Enlèvement de trois personnes dont deux Dominicains, Garry Desrosiers fait le point

Le porte-parole de la Police nationale d’Haïti (PNH) dément les rumeurs qui font fait croire que le convoi dans lequel se trouvaient les deux ressortissants dominicains et le jeune poète haïtien Junior Albert Augusma, enlevés le week-end écoulé, avait été escorté par deux véhicules de la PNH.

Publié le 2021-02-22 | Le Nouvelliste

Deux ressortissants dominicains et un Haïtien, le jeune poète Junior Albert Augusma, connu sous le nom de Ti Nèg, ont été enlevés à Port-au-Prince le samedi 20 février. Le rapt a été produit vers 9 heures du soir à Martissant, entre la 4e et la 5e avenue Bolosse. Selon Vélina Charlier, qui intervenait à Panel Magik, le lundi 22 février 2021, les victimes faisaient partie d’un convoi d’une quinzaine de véhicules qui revenaient de la commune de Jacmel où elles participaient au tournage du film « Malatchong », en cours de production par l’entreprise de production Muska Films.

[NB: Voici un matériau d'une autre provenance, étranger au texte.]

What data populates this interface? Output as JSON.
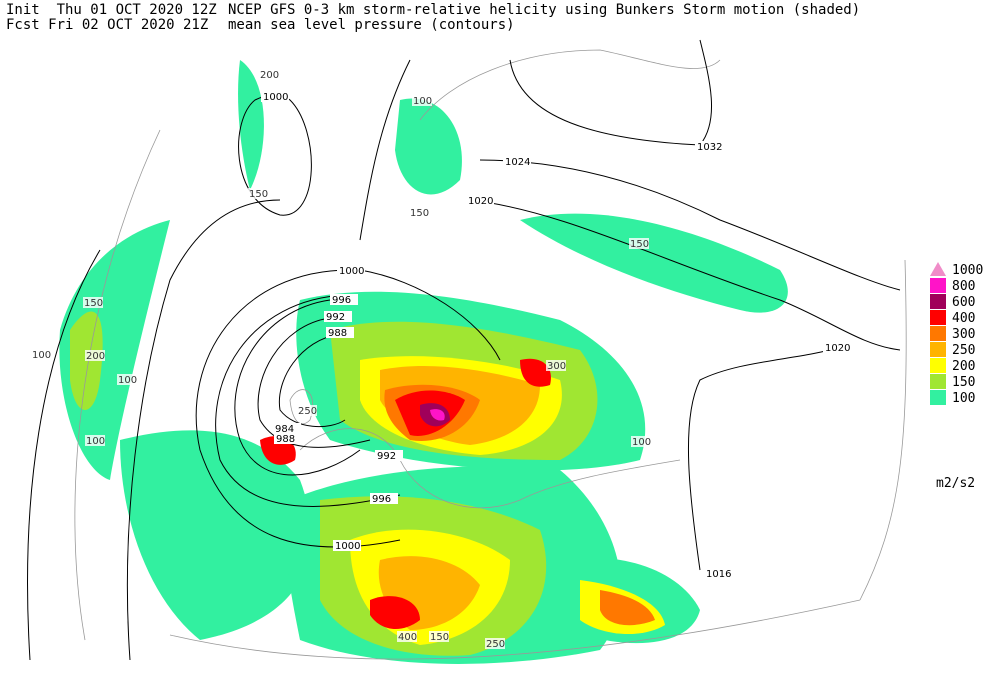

Le convoi a été attaqué par un pick-up blanc immatriculé Service de l’État, avec à son bord des hommes lourdement armés. « Tout allait bien sur la route jusqu’à ce que nous soyons arrivés à Fontamara où trois véhicules ont tout fait pour scinder le cortège. Ce qu’ils ont finalement réussi à faire », a témoigné Vélina Charlier. À en croire le porte-parole de la Police nationale d’Haïti (PNH), Garry Desrosiers, les ravisseurs ont conduit les victimes à Grand-Ravine.

Concernant les rumeurs qui circulent depuis samedi sur les réseaux sociaux laissant croire que le convoi a été sécurisé par deux back-up de la PNH, Garry Desrosiers s’inscrit en faux. Selon M. Desrosiers, il y avait effectivement 2 à 4 policiers qui assuraient la sécurité du convoi, mais ce sont des policiers qui ont l’habitude d’accompagner Muska Films dans les tournages du film « Malatchong » qui ont débuté depuis 2019. Cette information a été confirmée par Vélina Charlier.

« Nous en profitons pour informer que dans ce genre de cas, où une personne a besoin de la police, il serait mieux de contacter la direction générale afin que celle-ci mette à la disposition de la personne des policiers pour assurer sa sécurité », a déclaré le porte-parole de la PNH, qui répondait aux questions de Robenson Geffrard et de Roberson Alphonse à l’édition du lundi 22 février 2021 de Panel Magik.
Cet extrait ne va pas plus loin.